Posted by: weberik 13 years ago
Yellow Belt
0
start diskpart and try
select disk 0
list part
(search for the number of the recovery partition)
select part X
(X is the number of your recovery partition)
format quick
(get more format options like volume name or filesystem with help format)
assign Y
(Y is the letter you want to use)
exit

now you can apply the wim with image x to the letter

if you want to put this in a script, just put the diskpart commands in a text file line by line and call diskpart like this
diskpart /s yourfile.txt
Posted by: mhsl808 13 years ago
Fifth Degree Brown Belt
0
Ok, I type in LIST VOLUME and I see that Volume 1 is my C: drive. I then type in SELECT VOLUME 1 then LIST PARTITION. I then see 2 partitions. Partition 2 has an '*' in front and this is the Primary C:\ drive. Partition 1 is a Hidden partition that is the 10GB one I need to manipulate. How do I format and/or assign a drive letter to this hidden Partition?

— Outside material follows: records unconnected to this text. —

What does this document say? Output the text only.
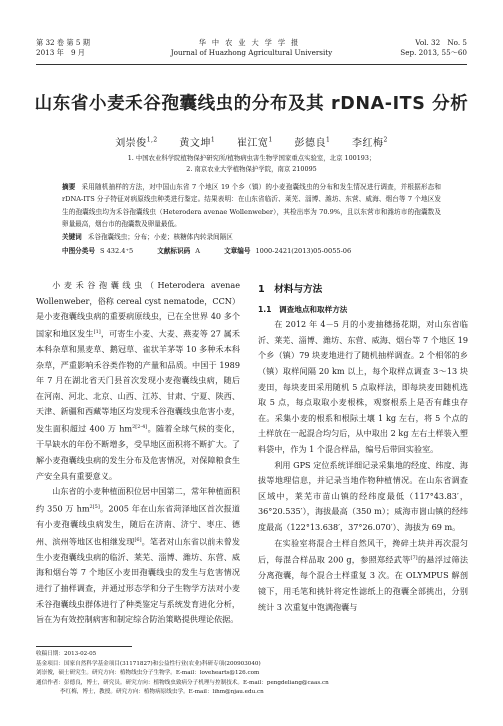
第 32 卷 第 5 期
2013 年　9 月
华中农业大学学报
Journal of Huazhong Agricultural University
Vol. 32　No. 5
Sep. 2013, 55～60
山东省小麦禾谷孢囊线虫的分布及其 rDNA-ITS 分析
刘崇俊$^{1,2}$ 黄文坤$^1$ 崔江宽$^1$ 彭德良$^1$ 李红梅$^2$
1. 中国农业科学院植物保护研究所/植物病虫害生物学国家重点实验室，北京 100193；
2. 南京农业大学植物保护学院，南京 210095
摘要 采用随机抽样的方法，对中国山东省 7 个地区 19 个乡（镇）的小麦孢囊线虫的分布和发生情况进行调查，并根据形态和 rDNA-ITS 分子特征对病原线虫种类进行鉴定。结果表明：在山东省临沂、莱芜、淄博、潍坊、东营、威海、烟台等 7 个地区发生的孢囊线虫均为禾谷孢囊线虫（Heterodera avenae Wollenweber），其检出率为 70.9%，且以东营市和潍坊市的孢囊数及卵量最高，烟台市的孢囊数及卵量最低。
关键词 禾谷孢囊线虫；分布；小麦；核糖体内转录间隔区
中图分类号 S 432.4⁺5	文献标识码 A	文章编号 1000-2421(2013)05-0055-06

小麦禾谷孢囊线虫（Heterodera avenae Wollenweber，俗称 cereal cyst nematode，CCN）是小麦孢囊线虫病的重要病原线虫，已在全世界 40 多个国家和地区发生[1]，可寄生小麦、大麦、燕麦等 27 属禾本科杂草和黑麦草、鹅冠草、雀状羊茅等 10 多种禾本科杂草，严重影响禾谷类作物的产量和品质。中国于 1989 年 7 月在湖北省天门县首次发现小麦孢囊线虫病，随后在河南、河北、北京、山西、江苏、甘肃、宁夏、陕西、天津、新疆和西藏等地区均发现禾谷孢囊线虫危害小麦，发生面积超过 400 万 $hm^{2[2-4]}$。随着全球气候的变化，干旱缺水的年份不断增多，受旱地区面积将不断扩大。了解小麦孢囊线虫病的发生分布及危害情况，对保障粮食生产安全具有重要意义。

山东省的小麦种植面积位居中国第二，常年种植面积约 350 万 $hm^{2[5]}$。2005 年在山东省菏泽地区首次报道有小麦孢囊线虫病发生，随后在济南、济宁、枣庄、德州、滨州等地区也相继发现[6]。笔者对山东省以前未曾发生小麦孢囊线虫病的临沂、莱芜、淄博、潍坊、东营、威海和烟台等 7 个地区小麦田孢囊线虫的发生与危害情况进行了抽样调查，并通过形态学和分子生物学方法对小麦禾谷孢囊线虫群体进行了种类鉴定与系统发育进化分析，旨在为有效控制病害和制定综合防治策略提供理论依据。

1　材料与方法
1.1　调查地点和取样方法

在 2012 年 4－5 月的小麦抽穗扬花期，对山东省临沂、莱芜、淄博、潍坊、东营、威海、烟台等 7 个地区 19 个乡（镇）79 块麦地进行了随机抽样调查。2 个相邻的乡（镇）取样间隔 20 km 以上，每个取样点调查 3～13 块麦田，每块麦田采用随机 5 点取样法，即每块麦田随机选取 5 点，每点取取小麦根株，观察根系上是否有雌虫存在。采集小麦的根系和根际土壤 1 kg 左右，将 5 个点的土样放在一起混合均匀后，从中取出 2 kg 左右土样装入塑料袋中，作为 1 个混合样品，编号后带回实验室。

利用 GPS 定位系统详细记录采集地的经度、纬度、海拔等地理信息，并记录当地作物种植情况。在山东省调查区域中，莱芜市苗山镇的经纬度最低（117°43.83′，36°20.535′），海拔最高（350 m）；威海市崮山镇的经纬度最高（122°13.638′，37°26.070′）、海拔为 69 m。

在实验室将混合土样自然风干，搀碎土块并再次混匀后，每混合样品取 200 g，参照郑经武等[7]的悬浮过筛法分离孢囊，每个混合土样重复 3 次。在 OLYMPUS 解剖镜下，用毛笔和挑针将定性滤纸上的孢囊全部挑出，分别统计 3 次重复中饱满孢囊与

收稿日期：2013-02-05
基金项目：国家自然科学基金项目(31171827)和公益性行业(农业)科研专项(200903040)
刘崇俊，硕士研究生。研究方向：植物线虫分子生物学。E-mail：lovehearts@126.com
通信作者：彭德良，博士，研究员。研究方向：植物线虫致病分子机理与控制技术。E-mail：pengdeliang@caas.cn
李红梅，博士，教授。研究方向：植物病原线虫学。E-mail：lihm@njau.edu.cn
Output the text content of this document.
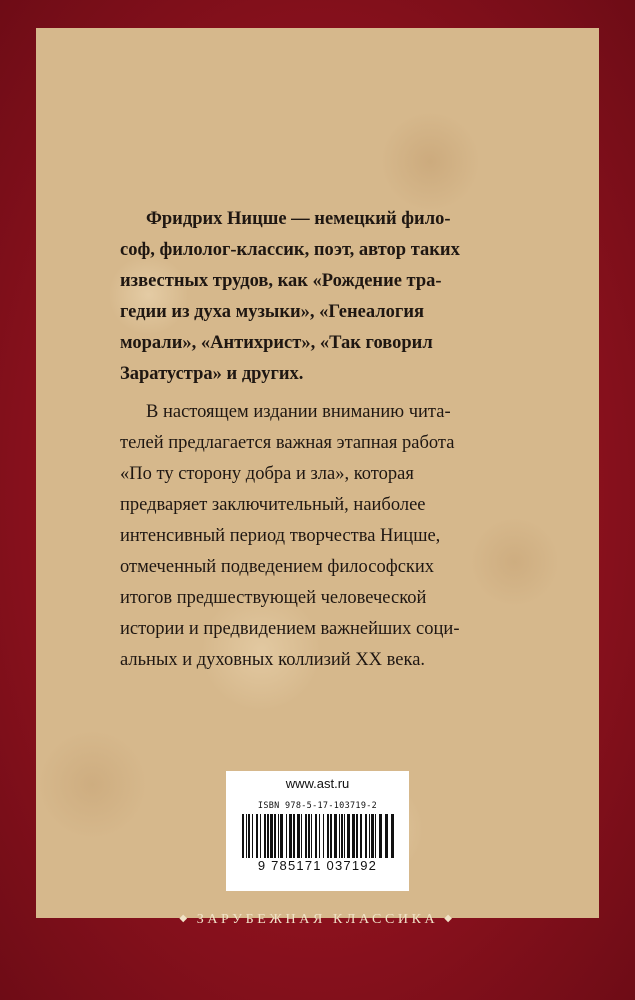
Фридрих Ницше — немецкий фило-
соф, филолог-классик, поэт, автор таких
известных трудов, как «Рождение тра-
гедии из духа музыки», «Генеалогия
морали», «Антихрист», «Так говорил
Заратустра» и других.
В настоящем издании вниманию чита-
телей предлагается важная этапная работа
«По ту сторону добра и зла», которая
предваряет заключительный, наиболее
интенсивный период творчества Ницше,
отмеченный подведением философских
итогов предшествующей человеческой
истории и предвидением важнейших соци-
альных и духовных коллизий XX века.
www.ast.ru
ISBN 978-5-17-103719-2
9 785171 037192
◆ ЗАРУБЕЖНАЯ КЛАССИКА ◆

what I am trying to solve is this: We have a 10GB partition on thousands of machines and we want to copy to this partition the OS.Wim file and app packaged software that together make up our Windows 7 image. So if a user needs to reimage their machine they can.

Thanks.
Posted by: weberik 13 years ago
Yellow Belt
0
try this (on a test machine!)
SELECT VOLUME 1
SELECT PARTITION 1
FORMAT QUICK
ASSIGN X (or the letter you want to use)
Posted by: RandomITPro 13 years ago
4th Degree Black Belt
0
Um thats an OEM partition. That's what you called it. OEM are created by the manufacturer and can not be assigned a drive letter and are hidden. They can't be manipulated. I use Dell systems and all machines have also have a OEM partition, though significantly smaller. Because they are hidden, they can not be assign a drive letter and because of that, they do not appear in WindowsPE.

Let me ask you this. Short of a new blank hard drive, if all your machines have this partition, why not leave it alone and not reapply it?

Im not quite sure what your OEM partition does since its so big, mine only includes diagnostic tools. If it is a recovery partition, Windows can probably reuse the one that's already on the drive
Posted by: RandomITPro 13 years ago
4th Degree Black Belt
0
On another note if you do reformat it (if it lets you), it will cease to function like it should
Posted by: weberik 13 years ago
Yellow Belt
0
my samsung notebook had such a partition.
it contained a so called "recovery system" that could make a image of my system to another partition.
also wasted like 20gb of my precious space.

but there was no magically unremovable thing to it.